South Asian artistic sensibilites have long been ignored or mistreated. They’ve only just begun receiving their laurels in the fashion world, and yet, we’re still a far way from the world truly recognizing the region’s depth of artistic heritage and its vast, undeniable influence on global fashion. Perhaps, then, it’s not about waiting to receive recognition, but rather creating art that honors one’s ancestral traditions, carries them forward, and does so confidently, in a way that cannot be denied.
We interviewed one such artist, Zahra Nadeem, a Pakistani-British nail artist who incorporates South Asian artworks, including motifs, patterns, and symbols, into her designs, injecting each set she does with meaning and beauty like we’ve never seen before in nail art.
What’s your journey been like as a South Asian artist in the space and career you’ve chosen?
My journey has been deeply personal. I’ve been told I’m the first to bring South Asian art to nails at this level of intricacy and cultural depth, and that’s not something I take lightly. There’s no blueprint for what I’m doing so it feels like I’m writing a new chapter in the nail world, one rooted in heritage and written with intention.
As a South Asian woman, there’s something powerful about showing up in a space where we’re so often overlooked.
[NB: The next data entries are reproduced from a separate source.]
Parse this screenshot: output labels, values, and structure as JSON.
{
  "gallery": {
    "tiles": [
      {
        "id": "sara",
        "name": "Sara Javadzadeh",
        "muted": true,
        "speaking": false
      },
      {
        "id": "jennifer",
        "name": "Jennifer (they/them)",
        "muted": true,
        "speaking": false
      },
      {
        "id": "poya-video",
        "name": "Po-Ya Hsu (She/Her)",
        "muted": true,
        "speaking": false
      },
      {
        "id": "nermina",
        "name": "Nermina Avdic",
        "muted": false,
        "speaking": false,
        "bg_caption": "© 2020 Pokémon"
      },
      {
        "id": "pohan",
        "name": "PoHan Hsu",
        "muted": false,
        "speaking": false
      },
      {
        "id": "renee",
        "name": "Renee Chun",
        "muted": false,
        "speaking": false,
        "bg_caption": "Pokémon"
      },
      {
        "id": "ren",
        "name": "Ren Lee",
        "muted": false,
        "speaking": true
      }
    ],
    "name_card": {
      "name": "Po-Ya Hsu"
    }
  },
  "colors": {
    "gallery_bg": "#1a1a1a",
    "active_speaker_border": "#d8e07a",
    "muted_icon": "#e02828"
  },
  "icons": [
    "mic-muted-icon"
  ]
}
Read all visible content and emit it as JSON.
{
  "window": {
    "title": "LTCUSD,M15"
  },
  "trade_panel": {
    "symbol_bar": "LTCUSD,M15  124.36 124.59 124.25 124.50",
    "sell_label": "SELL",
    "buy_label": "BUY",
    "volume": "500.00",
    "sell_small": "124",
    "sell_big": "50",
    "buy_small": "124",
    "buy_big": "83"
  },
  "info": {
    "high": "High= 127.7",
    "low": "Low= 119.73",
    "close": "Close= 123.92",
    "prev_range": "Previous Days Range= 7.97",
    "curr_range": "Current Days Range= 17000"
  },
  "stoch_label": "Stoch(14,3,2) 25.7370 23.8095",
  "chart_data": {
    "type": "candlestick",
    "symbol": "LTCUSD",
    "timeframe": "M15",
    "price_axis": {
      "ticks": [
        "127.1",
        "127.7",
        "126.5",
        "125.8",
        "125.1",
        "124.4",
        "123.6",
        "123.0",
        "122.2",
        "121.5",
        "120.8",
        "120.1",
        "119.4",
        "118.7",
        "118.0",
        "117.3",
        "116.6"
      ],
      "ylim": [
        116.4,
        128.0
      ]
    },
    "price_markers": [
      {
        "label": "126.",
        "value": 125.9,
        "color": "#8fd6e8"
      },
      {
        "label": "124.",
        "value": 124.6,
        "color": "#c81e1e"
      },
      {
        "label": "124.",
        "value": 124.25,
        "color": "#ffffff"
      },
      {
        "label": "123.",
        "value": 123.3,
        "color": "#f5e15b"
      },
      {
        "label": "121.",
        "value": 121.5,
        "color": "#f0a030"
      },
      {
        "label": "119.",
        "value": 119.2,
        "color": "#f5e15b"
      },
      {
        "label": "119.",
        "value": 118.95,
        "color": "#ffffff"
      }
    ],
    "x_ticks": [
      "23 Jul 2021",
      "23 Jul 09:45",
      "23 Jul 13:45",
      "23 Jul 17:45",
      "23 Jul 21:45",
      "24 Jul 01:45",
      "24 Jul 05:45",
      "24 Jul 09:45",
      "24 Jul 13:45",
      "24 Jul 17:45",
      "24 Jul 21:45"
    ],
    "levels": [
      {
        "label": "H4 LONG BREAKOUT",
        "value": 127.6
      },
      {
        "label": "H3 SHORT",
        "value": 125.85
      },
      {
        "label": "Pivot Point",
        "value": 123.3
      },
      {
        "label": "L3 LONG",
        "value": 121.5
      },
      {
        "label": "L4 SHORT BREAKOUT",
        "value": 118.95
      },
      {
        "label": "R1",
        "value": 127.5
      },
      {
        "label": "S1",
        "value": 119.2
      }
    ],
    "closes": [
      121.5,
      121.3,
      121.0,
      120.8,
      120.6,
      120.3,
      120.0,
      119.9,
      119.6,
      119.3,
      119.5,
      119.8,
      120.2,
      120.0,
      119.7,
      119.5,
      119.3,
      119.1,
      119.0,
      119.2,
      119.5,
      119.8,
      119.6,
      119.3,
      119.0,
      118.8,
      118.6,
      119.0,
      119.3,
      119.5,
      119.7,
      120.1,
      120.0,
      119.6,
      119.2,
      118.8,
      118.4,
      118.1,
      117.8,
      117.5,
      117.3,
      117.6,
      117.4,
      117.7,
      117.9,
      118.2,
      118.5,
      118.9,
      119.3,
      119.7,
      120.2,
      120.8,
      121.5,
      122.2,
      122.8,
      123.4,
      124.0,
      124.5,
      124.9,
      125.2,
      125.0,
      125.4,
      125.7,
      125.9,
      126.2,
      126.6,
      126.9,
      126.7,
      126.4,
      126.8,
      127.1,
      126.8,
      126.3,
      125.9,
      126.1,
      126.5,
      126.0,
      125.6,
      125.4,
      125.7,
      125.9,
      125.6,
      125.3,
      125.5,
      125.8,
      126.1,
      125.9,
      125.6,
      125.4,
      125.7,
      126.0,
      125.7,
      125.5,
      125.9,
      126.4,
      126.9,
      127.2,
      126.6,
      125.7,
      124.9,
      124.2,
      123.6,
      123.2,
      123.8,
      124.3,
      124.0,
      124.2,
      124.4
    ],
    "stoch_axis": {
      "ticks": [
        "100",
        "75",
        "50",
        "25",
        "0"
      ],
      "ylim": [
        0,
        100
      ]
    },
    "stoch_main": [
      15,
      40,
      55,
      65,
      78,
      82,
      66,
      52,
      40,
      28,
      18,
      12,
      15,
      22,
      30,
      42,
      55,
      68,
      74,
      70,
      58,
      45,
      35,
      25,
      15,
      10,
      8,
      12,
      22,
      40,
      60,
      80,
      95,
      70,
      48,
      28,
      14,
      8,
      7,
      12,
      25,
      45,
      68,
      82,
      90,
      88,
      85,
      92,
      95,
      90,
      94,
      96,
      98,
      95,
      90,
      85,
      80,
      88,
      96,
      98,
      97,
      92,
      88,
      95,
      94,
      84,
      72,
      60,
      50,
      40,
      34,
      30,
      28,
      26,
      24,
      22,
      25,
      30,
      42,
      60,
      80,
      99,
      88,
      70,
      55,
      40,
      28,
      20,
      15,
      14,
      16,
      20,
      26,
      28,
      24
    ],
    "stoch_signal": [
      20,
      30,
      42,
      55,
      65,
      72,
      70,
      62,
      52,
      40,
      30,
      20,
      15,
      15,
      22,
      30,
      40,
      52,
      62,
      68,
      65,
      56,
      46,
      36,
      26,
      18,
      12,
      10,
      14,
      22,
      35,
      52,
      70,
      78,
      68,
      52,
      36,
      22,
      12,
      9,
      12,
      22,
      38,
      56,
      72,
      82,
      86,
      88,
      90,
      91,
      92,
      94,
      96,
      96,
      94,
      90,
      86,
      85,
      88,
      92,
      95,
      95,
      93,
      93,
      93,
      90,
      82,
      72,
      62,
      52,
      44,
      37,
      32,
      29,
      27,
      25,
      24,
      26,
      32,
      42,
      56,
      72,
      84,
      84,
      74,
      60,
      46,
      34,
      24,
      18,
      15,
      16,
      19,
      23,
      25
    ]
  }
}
Nails have long been dominated by East Asian or Western artists – you rarely, if ever, see South Asian artistry treated with this kind of reverence. I’m taking a medium that’s been underestimated and transforming it into something archival, luxurious, and deserving of a place in galleries and as heirlooms.
What first inspired you to bring South Asian motifs into your nail art?
I come from a Mughal lineage, so our heritage is soaked in art, empire, couture, and ornate beauty. My ancestors weren’t just rulers – but patrons of architecture, jewellery, and craftsmanship in every form. So when I paint, I see nails as more than a beauty treatment. I see them as tiny artefacts, wearable heirlooms that are a piece of home.
South Asian art is so rich in symbolism, layering, and meaning, and I wanted to create work that reflects that. This maximalist, detail-obsessed energy isn’t a trend, it’s tradition. It’s our DNA. I see myself as part of that artisanal lineage, just carrying it forward through a modern lens.

Walk us through your design process. Where do you source inspiration from?
My ideas come from everywhere – sometimes from memory, my clients’ bridal lenghas, a song, a poem, or a film that poetically captures our culture. Other times, they arrive straight from my imagination in the middle of the night.
Often, I freehand each set from start to finish, choosing colours that resonate and letting instinct guide the design. Other times, I pre-sketch concepts, approaching them like couture garments. Every detail is deliberate – each line, dot, and chrome placement.
I treat my nail sets like visual archives, referencing cultural architecture, vintage textile patterns, or even postage stamps. At times, it’s purely instinctive, trusting my hand to translate what my eye finds beautiful.
It’s high concept, but also deeply intuitive. I’ve trained myself to see beauty in the smallest things and then translate that into nail form.
Do you ever feel like you’re carrying forward ancestral traditions (like mehendi!) through your work?
Absolutely. It’s the heart of what I do. I always say my art is a blend of everything – from mehendi to miniature painting, from the gemstones of a Mughal crown to the silhouettes of bridalwear.
Each set is crafted as a cultural artifact, a modern heirloom. In that sense, I do feel like I’m carrying forward ancestral energy; like the mehendi artist adorning a bride’s hands, or the artisan laying stone into palace walls. I’ve simply found a new surface to carry that tradition on.
If you could collaborate with any designer, artist, or brand, who would it be and what kind of look would you create together?
I would love to collaborate with a South Asian or Middle Eastern couture house that treats bridalwear like sacred art; who understands maximalism, narrative, and excess in the best way. I’m also drawn to visual artists such as photographers, directors, set designers – who can help weave multiple art forms into one unforgettable vision.
Together, we’d create a full couture moment, where the nails are not an afterthought, but part of the artistry.
What are some underrated or lesser-known South Asian symbols or stories you’d love to highlight through your nail art?
For me, the most underrated element isn’t a single motif but the philosophy behind South Asian design. The obsession with layering. The reverence for detail. The understanding that a tiny paisley or floral details aren’t mere decoration, but storytelling. I want my nails to become vessels for those stories.In a world rushing toward AI and fast-fashion, I try to preserve something rare – the patient, deliberate craft of tradition.